Aurasa Paenghom, general manager of Bangkok-based firm Raydant International, which built and maintains Thailand’s tsunami early warning system, estimates that it will take several months before the tsunami buoy that went adrift in early June can be redeployed in its old position, 600 nautical miles northwest of Phuket.
Raydant, which runs the system under a contract with the National Disaster Warning Center, said the company has already placed a request with the Ministry of Information and Communication Technology (MICT) for funds to purchase 4,500 meters of replacement cable to moor the buoy to the seabed some 3,000 meters beneath the surface.
Once funding is approved, the special cable must be manufactured abroad and shipped to Thailand. It will take the company three months to produce the cable and another month for shipping, she said.

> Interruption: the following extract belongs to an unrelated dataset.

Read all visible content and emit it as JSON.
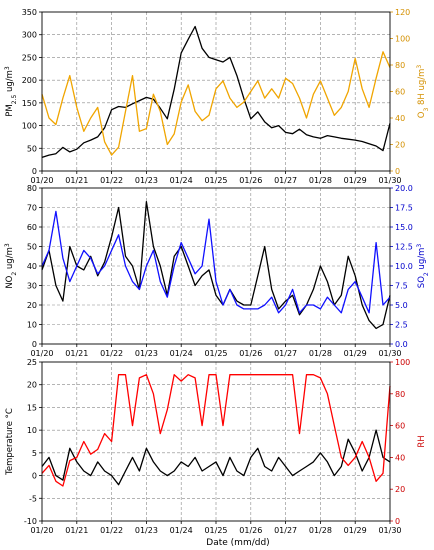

Ms Aurasa thinks the damage to the buoy suggests that a large vessel tied up to it, causing the cable to snap under the increased force. The buoy itself was not badly damaged, she said.
The mishap reduces to zero the number of functioning tsunami direct detection units off the Thai coast.
The Indian government has installed a small network off its coast, but it is not part of the US Government’s National Data Buoy Center, which allows anyone to monitor water column and tsunami event data in real time over the Internet.
Three high-tech tsunami direct detection units were donated to Thailand and Indonesia by the US government after the tsunami, but all are now either lost or inoperable due to damage or lack of maintenance.
The original Thai buoy fell silent after going three years without a battery change, even though the unit was designed to require a new battery every year.
It was replaced late last year by a new buoy paid for by the Thai government, just in time for the fifth anniversary of the tsunami.